GBP/EUR 1.2503 (0.8000)
The story of the week has been the lack of drive in equities following several weeks of fresh highs. The grind higher has always been slow and the validity of the fresh highs has always been questioned with a lack of conviction in any major follow through. This week’s sell off in stocks has been equally unconvincing, and yesterday’s performance was no different. European stocks closed the day relatively flat, while in the US the decline was also minimal. On the currency front the JPY has been one of the stronger performers, a slight risk adverse market has helped lift the Yen which was further supported by stronger data with the jobless rate expected to hit 3.5% (a 16 year low), while inflation is expected to rise to 3.7% (a 20 year high).
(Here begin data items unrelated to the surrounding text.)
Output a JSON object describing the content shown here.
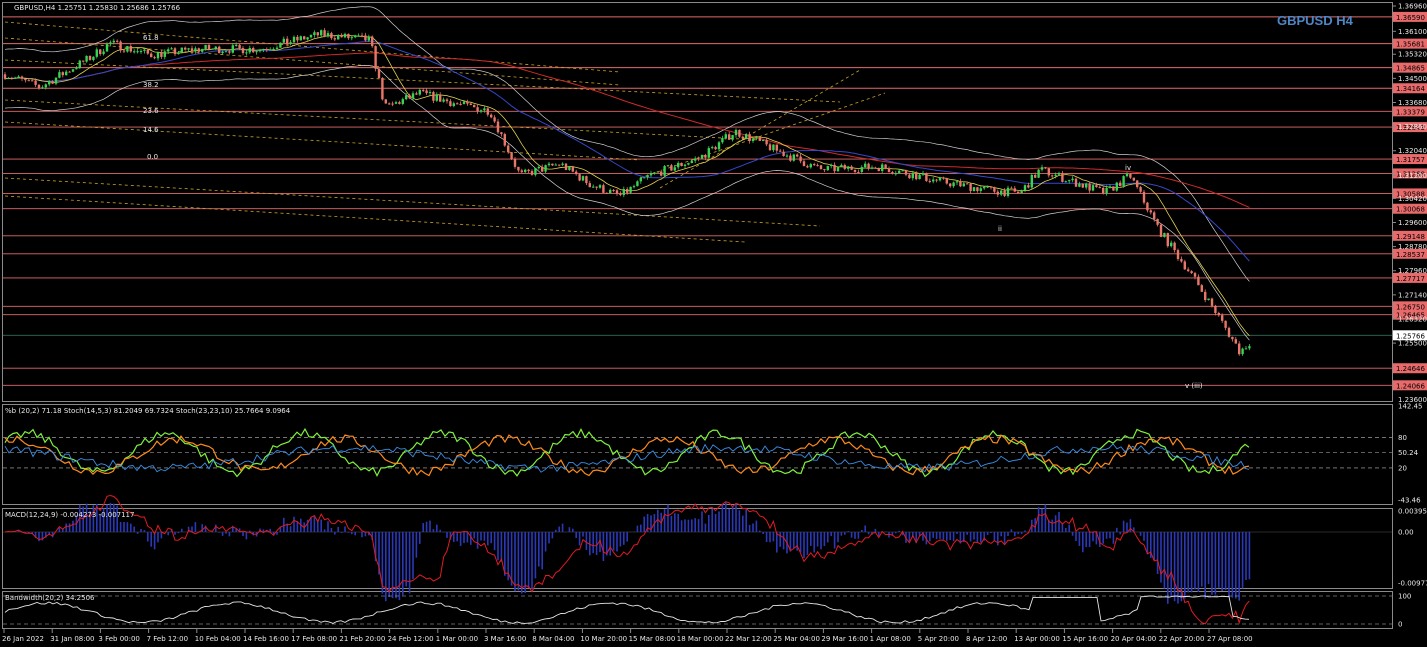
{
  "window": {
    "symbol_header": "GBPUSD,H4  1.25751 1.25830 1.25686 1.25766",
    "watermark": "GBPUSD H4"
  },
  "main_chart": {
    "price_axis_ticks": [
      "1.36960",
      "1.36100",
      "1.35320",
      "1.34500",
      "1.33680",
      "1.32860",
      "1.32040",
      "1.31200",
      "1.30420",
      "1.29600",
      "1.28780",
      "1.27960",
      "1.27140",
      "1.26320",
      "1.25500"
    ],
    "level_tags": [
      {
        "label": "1.36590",
        "color": "#e86a6a"
      },
      {
        "label": "1.35681",
        "color": "#e86a6a"
      },
      {
        "label": "1.34865",
        "color": "#e86a6a"
      },
      {
        "label": "1.34164",
        "color": "#e86a6a"
      },
      {
        "label": "1.33379",
        "color": "#e86a6a"
      },
      {
        "label": "1.32843",
        "color": "#e86a6a"
      },
      {
        "label": "1.31757",
        "color": "#e86a6a"
      },
      {
        "label": "1.31268",
        "color": "#e86a6a"
      },
      {
        "label": "1.30588",
        "color": "#e86a6a"
      },
      {
        "label": "1.30068",
        "color": "#e86a6a"
      },
      {
        "label": "1.29148",
        "color": "#e86a6a"
      },
      {
        "label": "1.28537",
        "color": "#e86a6a"
      },
      {
        "label": "1.27717",
        "color": "#e86a6a"
      },
      {
        "label": "1.26750",
        "color": "#e86a6a"
      },
      {
        "label": "1.26465",
        "color": "#e86a6a"
      },
      {
        "label": "1.24646",
        "color": "#e86a6a"
      },
      {
        "label": "1.24066",
        "color": "#e86a6a"
      }
    ],
    "current_price": "1.25766",
    "bottom_tick": "1.23600",
    "fib_labels": [
      "61.8",
      "38.2",
      "23.6",
      "14.6",
      "0.0"
    ],
    "wave_labels": [
      "iv",
      "ii",
      "v (iii)"
    ]
  },
  "stoch_panel": {
    "header": "%b (20,2) 71.18  Stoch(14,5,3) 81.2049 69.7324  Stoch(23,23,10) 25.7664 9.0964",
    "ticks": [
      "142.45",
      "80",
      "50.24",
      "20",
      "-43.46"
    ]
  },
  "macd_panel": {
    "header": "MACD(12,24,9) -0.004273 -0.007117",
    "ticks": [
      "0.003959",
      "0.00",
      "-0.009778"
    ]
  },
  "bandwidth_panel": {
    "header": "Bandwidth(20,2) 34.2506",
    "ticks": [
      "100",
      "0"
    ]
  },
  "time_axis": [
    "26 Jan 2022",
    "31 Jan 08:00",
    "3 Feb 00:00",
    "7 Feb 12:00",
    "10 Feb 04:00",
    "14 Feb 16:00",
    "17 Feb 08:00",
    "21 Feb 20:00",
    "24 Feb 12:00",
    "1 Mar 00:00",
    "3 Mar 16:00",
    "8 Mar 04:00",
    "10 Mar 20:00",
    "15 Mar 08:00",
    "18 Mar 00:00",
    "22 Mar 12:00",
    "25 Mar 04:00",
    "29 Mar 16:00",
    "1 Apr 08:00",
    "5 Apr 20:00",
    "8 Apr 12:00",
    "13 Apr 00:00",
    "15 Apr 16:00",
    "20 Apr 04:00",
    "22 Apr 20:00",
    "27 Apr 08:00"
  ],
  "colors": {
    "up_candle": "#39d353",
    "down_candle": "#e8776a",
    "level_line": "#e36b6b",
    "ma_long": "#d12a2a",
    "ma_mid": "#3448c9",
    "bands": "#cfcfcf",
    "fib": "#c9a227",
    "stoch_fast": "#7ef23a",
    "stoch_slow": "#ff8a1c",
    "stoch_base": "#3a8ee8",
    "macd_hist": "#2b39b8",
    "macd_signal": "#e01b24"
  }
}
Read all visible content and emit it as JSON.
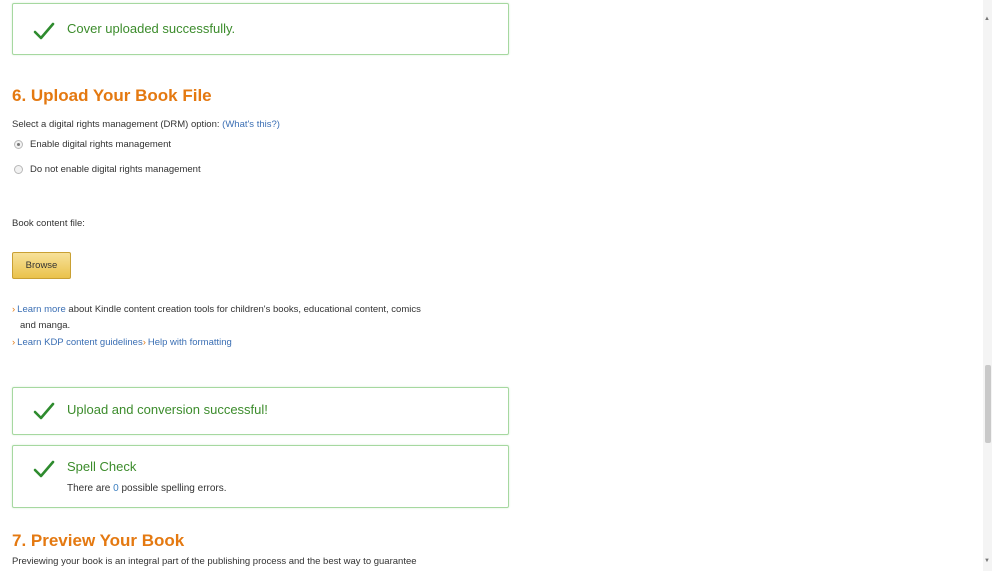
{
  "cover_success": {
    "message": "Cover uploaded successfully."
  },
  "section6": {
    "title": "6. Upload Your Book File",
    "drm_prompt": "Select a digital rights management (DRM) option:",
    "drm_help_link": "(What's this?)",
    "drm_options": [
      {
        "label": "Enable digital rights management",
        "selected": true
      },
      {
        "label": "Do not enable digital rights management",
        "selected": false
      }
    ],
    "content_file_label": "Book content file:",
    "browse_label": "Browse",
    "links": {
      "learn_more_link": "Learn more",
      "learn_more_text_1": " about Kindle content creation tools for children's books, educational content, comics",
      "learn_more_text_2": "and manga.",
      "guidelines_link": "Learn KDP content guidelines",
      "formatting_link": "Help with formatting"
    }
  },
  "upload_success": {
    "message": "Upload and conversion successful!"
  },
  "spell_check": {
    "title": "Spell Check",
    "detail_prefix": "There are ",
    "error_count": "0",
    "detail_suffix": " possible spelling errors."
  },
  "section7": {
    "title": "7. Preview Your Book",
    "intro": "Previewing your book is an integral part of the publishing process and the best way to guarantee"
  },
  "colors": {
    "section_title": "#e47911",
    "success_green": "#3c8c2c",
    "link_blue": "#3b6fb4",
    "button_yellow": "#eac24b"
  },
  "icons": [
    "check-icon",
    "radio-selected",
    "radio-unselected",
    "bullet-icon"
  ]
}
Data from Europe was on the light side yesterday but the UK had the release of the Financial Stability Report where Mark Carney outlined tools to curb the housing market bubble. All in all there was very little from this on monetary policy, new stress test applied to mortgages should cover a rate rise to 3%, with restrictions put on the leverage available for buyers. Carney did comment that these were the first steps; rate increases could form part of the process but only as a last resort. The pound had a mixed bag yesterday although was marginally up on the day, still recent ranges remained in play with both GBPUSD and EURGBP covering the full weeks range through 1 day.
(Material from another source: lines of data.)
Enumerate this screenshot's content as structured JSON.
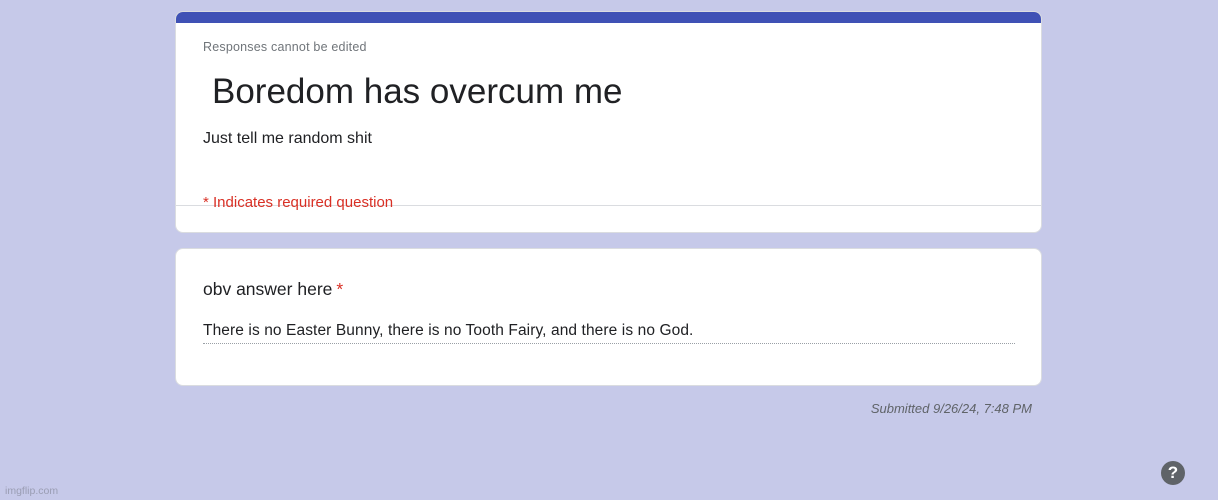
{
  "form": {
    "notice": "Responses cannot be edited",
    "title": "Boredom has overcum me",
    "description": "Just tell me random shit",
    "required_note": "* Indicates required question",
    "accent_color": "#3f51b5"
  },
  "question": {
    "title": "obv answer here",
    "required_marker": "*",
    "answer": "There is no Easter Bunny, there is no Tooth Fairy, and there is no God."
  },
  "footer": {
    "submitted": "Submitted 9/26/24, 7:48 PM",
    "help_icon": "help-icon",
    "help_glyph": "?",
    "watermark": "imgflip.com"
  }
}
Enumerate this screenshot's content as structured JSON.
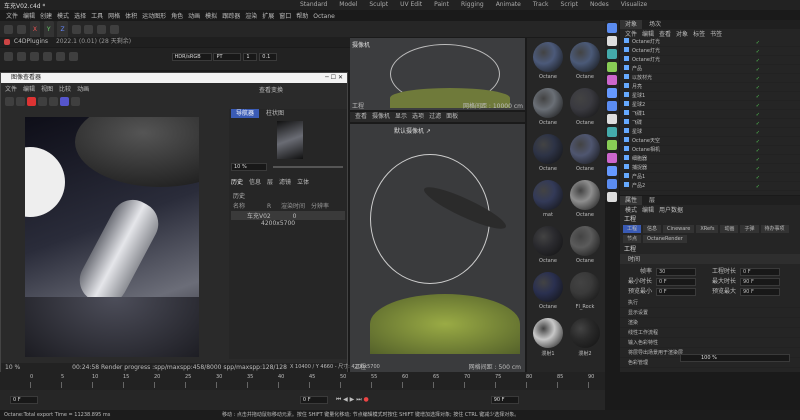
{
  "top": {
    "title": "车充V02.c4d *",
    "menus": [
      "文件",
      "编辑",
      "创建",
      "模式",
      "选择",
      "工具",
      "网格",
      "体积",
      "运动图形",
      "角色",
      "动画",
      "模拟",
      "跟踪器",
      "渲染",
      "扩展",
      "窗口",
      "帮助",
      "Octane"
    ],
    "layouts": [
      "Standard",
      "Model",
      "Sculpt",
      "UV Edit",
      "Paint",
      "Rigging",
      "Animate",
      "Track",
      "Script",
      "Nodes",
      "Visualize"
    ]
  },
  "toolbar": {
    "xyz": [
      "X",
      "Y",
      "Z"
    ],
    "color": "HDR/sRGB",
    "preset": "PT",
    "num1": "1",
    "num2": "0.1"
  },
  "plugin": {
    "label": "C4DPlugins",
    "version": "2022.1 (0.01) (28 天剩余)"
  },
  "viewer": {
    "title": "图像查看器",
    "menus": [
      "文件",
      "编辑",
      "视图",
      "比较",
      "动画"
    ],
    "status": "00:24:58 Render progress :spp/maxspp:458/8000  spp/maxspp:128/128",
    "zoom": "10 %",
    "nav_tabs": [
      "导航器",
      "柱状图"
    ],
    "zoom2": "10 %",
    "hist_tabs": [
      "历史",
      "信息",
      "层",
      "滤镜",
      "立体"
    ],
    "hist_label": "历史",
    "hist_cols": [
      "名称",
      "R",
      "渲染时间",
      "分辨率"
    ],
    "hist_row": {
      "name": "车充V02",
      "r": "0",
      "res": "4200x5700"
    },
    "sidebar_btn": "查看变换"
  },
  "vp_top": {
    "label": "摄像机",
    "menus": [
      "查看",
      "摄像机",
      "显示",
      "选项",
      "过滤",
      "面板"
    ],
    "cam": "默认摄像机 ↗",
    "grid": "网格间距 : 10000 cm",
    "workplane": "工程"
  },
  "vp_main": {
    "menus": [
      "查看",
      "摄像机",
      "显示",
      "选项",
      "过滤",
      "面板"
    ],
    "cam": "默认摄像机 ↗",
    "grid": "网格间距 : 500 cm",
    "coord": "X 10400 / Y 4660 - 尺寸: 4200x5700",
    "workplane": "工程"
  },
  "materials": [
    {
      "name": "Octane",
      "color": "#4c5a7a"
    },
    {
      "name": "Octane",
      "color": "#4b5a78"
    },
    {
      "name": "Octane",
      "color": "#6a6f76"
    },
    {
      "name": "Octane",
      "color": "#3a3a40"
    },
    {
      "name": "Octane",
      "color": "#2d3346"
    },
    {
      "name": "Octane",
      "color": "#4f5670"
    },
    {
      "name": "mat",
      "color": "#333a58"
    },
    {
      "name": "Octane",
      "color": "#8e8e8e"
    },
    {
      "name": "Octane",
      "color": "#2b2b2f"
    },
    {
      "name": "Octane",
      "color": "#5b5b5b"
    },
    {
      "name": "Octane",
      "color": "#2a3050"
    },
    {
      "name": "Fl_Rock",
      "color": "#3a3a3a"
    },
    {
      "name": "漫射1",
      "color": "#c8c8c8"
    },
    {
      "name": "漫射2",
      "color": "#2a2a2a"
    }
  ],
  "objects": {
    "tabs": [
      "对象",
      "场次"
    ],
    "menus": [
      "文件",
      "编辑",
      "查看",
      "对象",
      "标签",
      "书签"
    ],
    "items": [
      "Octane灯光",
      "Octane灯光",
      "Octane灯光",
      "产品",
      "以放材光",
      "月亮",
      "星球1",
      "星球2",
      "飞碟1",
      "飞碟",
      "星球",
      "Octane天空",
      "Octane相机",
      "细胞器",
      "捕捉器",
      "产品1",
      "产品2"
    ]
  },
  "attrs": {
    "tabs": [
      "属性",
      "层"
    ],
    "menus": [
      "模式",
      "编辑",
      "用户数据"
    ],
    "obj": "工程",
    "subtabs": [
      "工程",
      "信息",
      "Cineware",
      "XRefs",
      "动画",
      "子弹",
      "待办事项",
      "节点",
      "OctaneRender"
    ],
    "section": "工程",
    "sub": "时间",
    "fields": [
      {
        "l": "帧率",
        "v": "30"
      },
      {
        "l": "工程时长",
        "v": "0 F"
      },
      {
        "l": "最小时长",
        "v": "0 F"
      },
      {
        "l": "最大时长",
        "v": "90 F"
      },
      {
        "l": "预览最小",
        "v": "0 F"
      },
      {
        "l": "预览最大",
        "v": "90 F"
      }
    ],
    "rows": [
      "执行",
      "显示设置",
      "渲染",
      "线性工作流程",
      "输入色彩特性",
      "将层导出场景用于渲染层",
      "色彩管理"
    ],
    "pct": "100 %"
  },
  "timeline": {
    "ticks": [
      "0",
      "5",
      "10",
      "15",
      "20",
      "25",
      "30",
      "35",
      "40",
      "45",
      "50",
      "55",
      "60",
      "65",
      "70",
      "75",
      "80",
      "85",
      "90"
    ],
    "frame": "0 F",
    "end": "90 F",
    "start": "0 F",
    "pos": "0 F"
  },
  "statusbar": "移动 : 点击并拖动鼠标移动元素。按住 SHIFT 键量化移动; 节点编辑模式时按住 SHIFT 键增加选择对象; 按住 CTRL 键减少选择对象。",
  "statusleft": "Octane:Total export Time = 11238.895 ms"
}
Carney has been back on the wires again today and like the last two weeks he has been clear as mud trying to curb market volatility! Carney said rates could be raised this year, or early in 2015, but more importantly he did say that rates would return to their “normal” levels by 2017, interesting however he highlighted that this would be a “new Normal”, with rates around 2.5%, not the 5% level we experienced pre crisis. The final revision of UK GDP crosses the wires this morning, .8% growth is expected to be confirmed, once again given GBP positioning a downside surprise would have greater impact on GBP pairs.
The EUR has had a quiet week on the data front and it’s taken the opportunity to find some strength, rallying back above the 1.3600 mark during the week and holding above. Yesterday however saw EURUSD cover the full weeks range, a run lower towards 1.3580 quickly reversed to close the day back above 1.3620 before the sell off began once again this morning. A downward revision to French GDP to .7% from .8% through Q1. The EUR may face further selling should CPI data from Germany disappoint, the figures are due to show a modest rise to 1%, up from a four year low of .9% through May. Germany has been underperforming expectations in recent months, another slide in CPI will see louder calls for the ECB QE style program.
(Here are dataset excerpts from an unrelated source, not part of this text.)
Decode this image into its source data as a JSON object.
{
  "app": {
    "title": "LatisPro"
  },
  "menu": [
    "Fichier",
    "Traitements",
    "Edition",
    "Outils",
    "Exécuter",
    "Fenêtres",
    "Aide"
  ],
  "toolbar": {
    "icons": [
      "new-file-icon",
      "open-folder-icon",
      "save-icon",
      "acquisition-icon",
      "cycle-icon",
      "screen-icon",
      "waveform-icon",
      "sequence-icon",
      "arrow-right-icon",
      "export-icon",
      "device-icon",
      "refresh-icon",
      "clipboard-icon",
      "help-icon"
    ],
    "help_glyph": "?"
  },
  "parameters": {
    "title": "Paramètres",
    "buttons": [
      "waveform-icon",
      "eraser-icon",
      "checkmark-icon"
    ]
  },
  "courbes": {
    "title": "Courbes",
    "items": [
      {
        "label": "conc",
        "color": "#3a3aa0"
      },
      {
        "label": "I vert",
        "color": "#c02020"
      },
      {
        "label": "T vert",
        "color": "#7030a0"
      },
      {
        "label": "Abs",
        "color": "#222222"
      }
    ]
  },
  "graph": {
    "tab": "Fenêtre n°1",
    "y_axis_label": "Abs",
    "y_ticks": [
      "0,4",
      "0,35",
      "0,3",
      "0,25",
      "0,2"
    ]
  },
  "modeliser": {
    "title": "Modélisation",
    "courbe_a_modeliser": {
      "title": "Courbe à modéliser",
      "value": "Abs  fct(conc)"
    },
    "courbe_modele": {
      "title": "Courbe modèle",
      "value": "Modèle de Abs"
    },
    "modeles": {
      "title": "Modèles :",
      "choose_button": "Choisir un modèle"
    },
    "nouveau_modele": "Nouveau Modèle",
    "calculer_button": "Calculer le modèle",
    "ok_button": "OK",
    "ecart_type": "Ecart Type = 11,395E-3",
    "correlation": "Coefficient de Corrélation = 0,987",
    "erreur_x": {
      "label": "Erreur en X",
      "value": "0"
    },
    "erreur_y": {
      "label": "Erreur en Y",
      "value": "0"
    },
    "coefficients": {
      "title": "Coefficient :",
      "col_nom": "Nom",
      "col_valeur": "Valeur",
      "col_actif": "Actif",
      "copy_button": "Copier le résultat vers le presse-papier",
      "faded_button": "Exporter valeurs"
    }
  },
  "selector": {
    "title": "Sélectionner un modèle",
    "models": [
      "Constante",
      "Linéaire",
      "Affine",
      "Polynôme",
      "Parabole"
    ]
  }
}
For now the USD can’t seem to catch a break, stronger data all week saw the USD little changed, there have been two negative releases, we know the Q1 reading was terrible but this is well in the past at this stage and yesterday’s PCE Deflator was also lower than expected. This benchmark for Fed inflation was expected to rise .3%, but the actual print of .2% encouraged further USD selling. The greenback took little solace in comments from the Feds Bullard as he spoke on Monetary Policy in New York, the St. Louis Fed President called for rates to rise as soon as Q1 2015, and stated earlier rate increases were favoured than keeping policy at all-time lows for a prolonged period.